I have a retool workflow which triggers on linear webhook which triggers an agent to scan for duplicate issues and issue quality, and replies/updates a message.
The issue is that when a user edits the issue twice, and say, the first workflow triggered agent is still running, we end up running two agents in parallel, but the truth is i want to cancel the first invokation of the agent and only allow the second agent to continue running.
I want to uniquely key this by the issue id.
I think I could maybe do this with help from postgres, simply checking/writing to a row before/after invocation, but i can't seem to figure out a way to actually cancel the agent run from a workflow. any other approaches im open to as well to solve my problem here
Retool Workflows don’t really give you a built-in way to cancel a previous run, so when multiple webhooks come in quickly (like when someone edits a Linear issue twice), you can end up with multiple runs overlapping, which it sounds like is exactly what’s happening.

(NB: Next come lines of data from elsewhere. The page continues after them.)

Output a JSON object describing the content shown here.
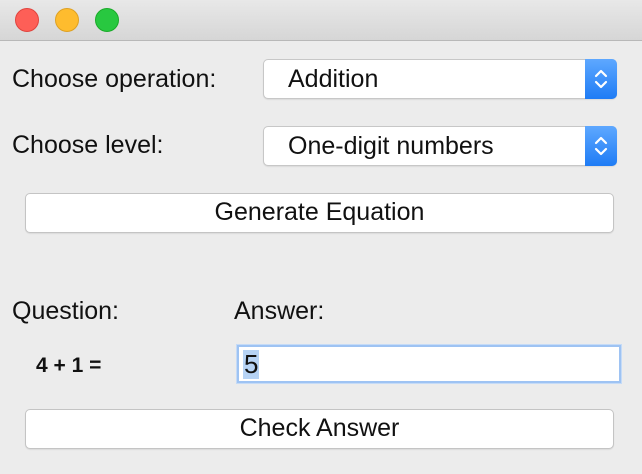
{
  "window": {
    "controls": [
      "close",
      "minimize",
      "zoom"
    ]
  },
  "operation": {
    "label": "Choose operation:",
    "selected": "Addition"
  },
  "level": {
    "label": "Choose level:",
    "selected": "One-digit numbers"
  },
  "generate_button": "Generate Equation",
  "question": {
    "label": "Question:",
    "expression": "4 + 1 ="
  },
  "answer": {
    "label": "Answer:",
    "value": "5"
  },
  "check_button": "Check Answer",
  "colors": {
    "close": "#fe5f57",
    "minimize": "#febc2e",
    "zoom": "#28c840",
    "select_accent": "#1f7cf5",
    "selection_highlight": "#b6d3f5"
  }
}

The main workaround I’ve used is to handle it externally, usually with a small coordination layer in Postgres. You basically treat it like a lock or a flag to say “an agent is already working on this issue ID,” and only the most recent one should keep going.
The pattern goes something like this:
When the workflow starts, upsert a row into a table (keyed by issue ID) with a timestamp or a run ID.
Pause briefly (like 500ms), then check the table again to see if your run is still the latest.
If not, just exit early and don’t run the agent.
If it is, continue with the agent, and update the row at the end.
So you’re not actually canceling the previous agent, you’re just letting the latest one through and making the earlier one quit if something newer has come in. It works pretty reliably for this kind of thing.
If you have Redis available, that makes it a little easier (just using a key with TTL), but Postgres works fine too.
hmm I don't think so, there’s currently no built-in way in Retool to cancel an agent invocation from a workflow, even in self-hosted or enterprise environments.
Once an agent is triggered (either via a block inside a Workflow, an API, or a webhook), it runs to completion, and there’s no exposed method or API in Retool to terminate or cancel it from another place.
To cancel a Linear agent run from a workflow, you can't directly terminate an existing run, but you can design around it. Use a database (like Postgres) to store the latest agent run keyed by issue ID with a timestamp or unique token. When a new webhook triggers, check the database—if a newer run exists, the older agent checks and gracefully exits early. This requires the agent to periodically check if it's still the latest run. This "soft cancel" approach avoids race conditions and ensures only the latest invocation proceeds, effectively simulating cancellation behavior.
Have logic in the workflow check first to see if data exists in a DB table that represents a previous agent run for the corresponding ID. If none is created, run the agent and create the ID so that the next trigger will detect this and not run unnecessarily.